Malgré le côté très physique et bohème de ce voyage, j’attache une très grande importance à l’hygiène. Douches, vêtements de rechanges, mini lessives, soins…
Mes vêtements, sous vêtements et chaussures sont en laine Mérinos. Ce sont mes premiers et la légende est bien vraie !
– légers et respirants
– frais en t-shirt
– chauds en multicouches
– antibactériens
– séchent très vite…
Aucune odeur de transpiration même après plusieurs jours de vélo sous la canicule.
 
Tout beau, tout propre je rejoins Anita et Martin dans leur cuisine.
frühstück partagé, menus échanges et rires puis Anita et Martin se plongent dans leurs journaux immenses. Ils me donnent l’impression de mapemondes.
 
Monsieur Erhet est à nouveau là (le méchant prof d’allemand du collège) :
– Rolf, who İst die Zeitung ?
– Die Zeitung İst aur dem Tisch !
– Und du Gisela… Wo İst die Pfeife ?
– Unter dem Tisch ?
 
Ce même prof était expert en arrachage de cheveux qui ne s’arrachent pas. Vous savez, ceux sous la tempe, devant les oreilles !
 
Quel bonheur de partir d’un point élevé.
Je quitte ce couple très attentif et dévale les pentes.
“Yolun açık olsun abi” me lance un cycliste trop musclé en me dépassant. (Vraiment trop musclé).
 
Ça fait chaud au cœur.
Je passe ce pont et pas des moindres… celui tant attendu : Le Danube !!!
 
 
 
Mon cœur est gros. Mes mollets pas encore… Et j’ai le sentiment d’avoir ouvert une des grandes portes de ce voyage.
 
Je respire la Bavière et ce fleuve immense… l’air est bon… corps reposé, je mouline sur ces chemins de halage sur mon bien nommé “Cheval de trait bleu”… petit hommage à Marcel Cremer et la compagnie de théâtre Agora que j’aime tant.
 
A midi, pide épinards fromage encore une fois offert par mes compatriotes qui comme Enrico Macias, ont un grand cœur !
Miam.
 
 Je vais être accueilli chez les parents de Sarah, cyclo-voyageuses qui vient de les inscrire au site “warmshower.com” afin de recevoir des fous comme moi.
 
C’est un peu loin mais j’y vais.
 
Mes nombreux arrêts pour rester propre ainsi que pour faire des images tirent sur le rideau de la nuit et me voilà à pédaler dans l’obscurité.
Pistes qui passent dans des forêts noires…
 
Des grosses cerises imbibée a éviter, slalom entre des jets de kirsch, nuages de crème dans la figure, des plaques de génoise qui me tombent sur la tête… cette fin de journée est des plus dangereuses de ma vie.
Pourquoi ai-je critiqué ce gâteau allemand ?
Comment l’ont-ils su ?
Qui leur a dit ?
 
Marianne chez qui je devais déployer ma tente a pitié de moi en me voyant devant sa belle maison.
 
Elle passe un doigts sur mon oreille et savoure la chantilly qui y était encore déposée.
Sors une cerise de mon nez et la jette dans son compost.
– il fait nuit et la pluie vient de commencer.
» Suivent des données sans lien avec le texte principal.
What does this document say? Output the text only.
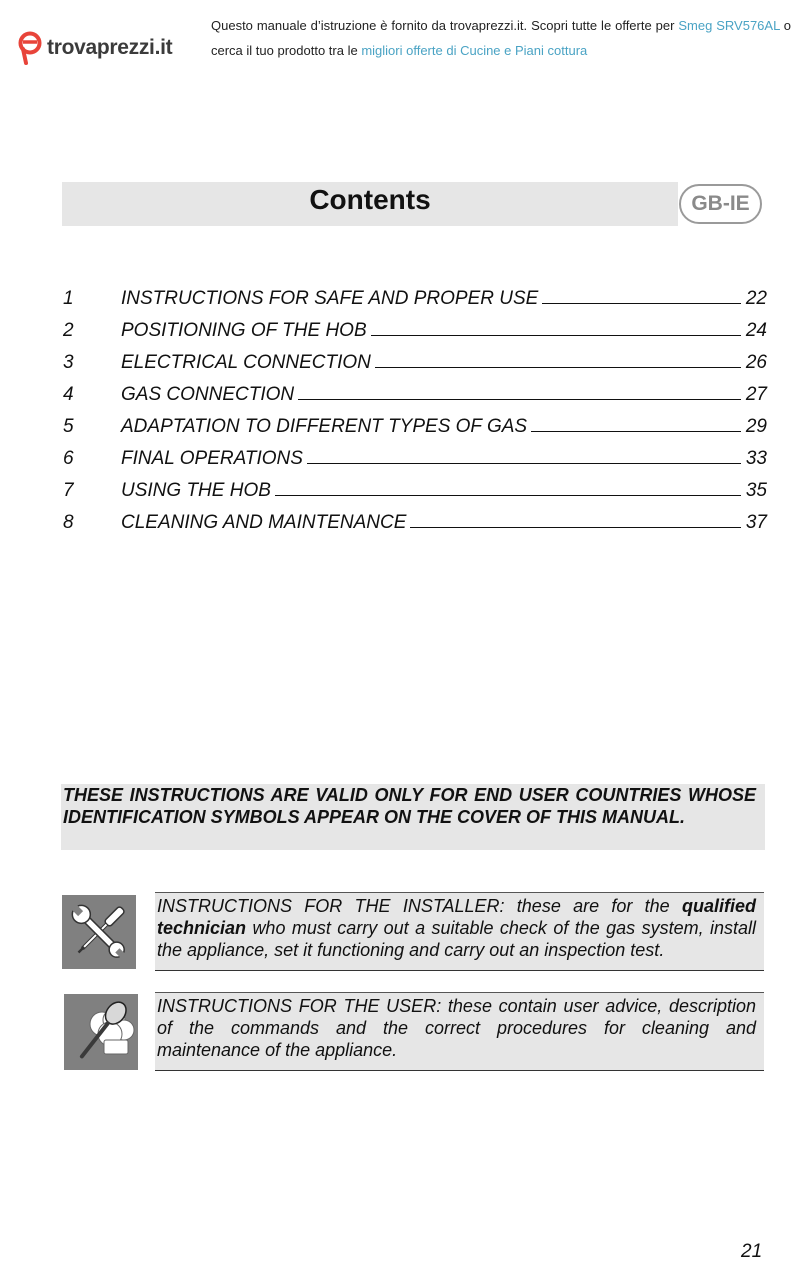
trovaprezzi.it
Questo manuale d’istruzione è fornito da trovaprezzi.it. Scopri tutte le offerte per Smeg SRV576AL o
cerca il tuo prodotto tra le migliori offerte di Cucine e Piani cottura
Contents	GB-IE
1	INSTRUCTIONS FOR SAFE AND PROPER USE	22
2	POSITIONING OF THE HOB	24
3	ELECTRICAL CONNECTION	26
4	GAS CONNECTION	27
5	ADAPTATION TO DIFFERENT TYPES OF GAS	29
6	FINAL OPERATIONS	33
7	USING THE HOB	35
8	CLEANING AND MAINTENANCE	37

THESE INSTRUCTIONS ARE VALID ONLY FOR END USER COUNTRIES WHOSE IDENTIFICATION SYMBOLS APPEAR ON THE COVER OF THIS MANUAL.

INSTRUCTIONS FOR THE INSTALLER: these are for the qualified technician who must carry out a suitable check of the gas system, install the appliance, set it functioning and carry out an inspection test.

INSTRUCTIONS FOR THE USER: these contain user advice, description of the commands and the correct procedures for cleaning and maintenance of the appliance.

21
Me dit-elle. Tu ne pourras pas sortir ta tente. En plus tu pues le kirsch !
 
Elle me propose l’ancienne chambre de sa fille Sarah, me pousse dans la douche puis me propose un plat italien qui ferait oublier toutes les forêts noires !
 
Ses enfants nous rejoignent…
 
Sarah qui rentre d’un voyage à vélo me montre sa main gauche.
Woaw ! Aussi moche que la mienne !
 
Nous rions de ce qui semble arriver souvent aux fous de notre espèce : atrophie des nerfs qui dévitalise certains doigts.
 
10 jours sans vélo et cela passe. Me dit-elle.
 
Nous rions encore de nous et du monde… et c’est avec cette belle ivresse spirituelle que nous rejoignons chacun nos lits respectifs et respectables.